If you’re moving along and the ideas are flowing, I suggest it’s a terrible idea to break your flow up by stopping to do these or any other research ideas. Leave yourself a note and move on with your story! Don’t have a name for a minor character? Write on! You’ll come back later and fix it. You can highlight where you want to come back, say “NAME”, or use the Tk trick. Since the letters ‘t’ and ‘k’ almost never appear next to each other in English, many writers will just leave ‘TK’ as a way of letting themselves know to come back and add something there. Then they can do a search for those letters and find those spots easily.
Edit Later
This one is more controversial. I recommend not going back and editing your work while you work on your first draft. Just let all the ideas flow out and see where they go. But I know some writers who need to edit their work from their previous session, even if it is a short beginning edit, before they can move on. If you know that’s what your process is, then that’s what you should do. If you’re new to writing I recommend trying first not going back. Save any editing for once your draft is done and see if that is easier on you. You can always try it the other way in the future.
Just Keep Writing
Do you need to write your draft in order? This one is up to you and your writing style. I know plenty of writers who have scenes spring into their minds that they’ll write first that aren’t the book’s opening scene. On the flip side, one author friend of mine absolutely has to write her books in chronological order or it doesn’t work for her at all. Some of this goes back to knowing whether you’re a plotter or a pantser, but I don’t think that’s all of it. Maybe it has something to do with how well you know your characters or your plot at the stage in the book you wrote the scene. Maybe it just is how your imagination worked that day. But if a scene comes up in your head, I recommend getting the words down on paper. There’s no guarantee you’ll remember it when you get to that part of the book otherwise. If you’re anything like me, the guarantee is you’ll forget!

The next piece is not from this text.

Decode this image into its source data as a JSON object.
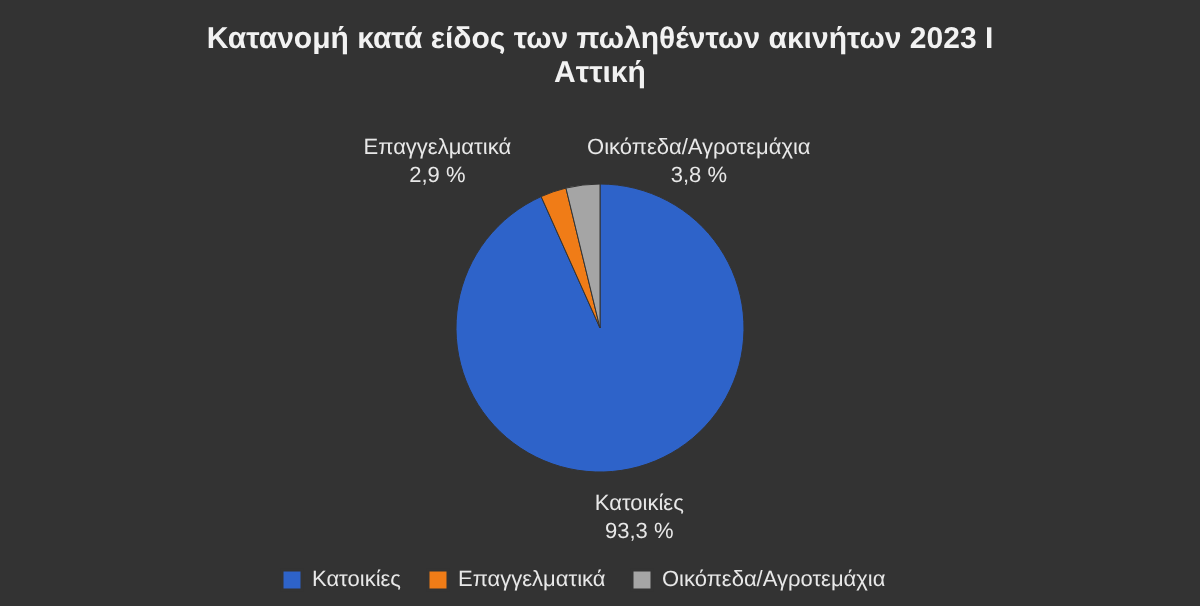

First drafts are tricky, and almost never wind up on the page the way they looked in your imagination. That doesn’t mean you should give up and scrap the project, or you’ve done something wrong! Remember a few of the keys of writing: consistency and discipline are required; and the characters and words will take on a life of their own the more you work at it. Where your imagination started doesn’t necessarily mean that is where your characters intend to end up.

From a block of marble to a finished sculpture, imagine the pressure a sculptor has to get it right! At least in our first drafts we know our rewrites aren’t going to require another huge, heavy, (and expensive) chunk of marble if we need it! Don’t you feel better already?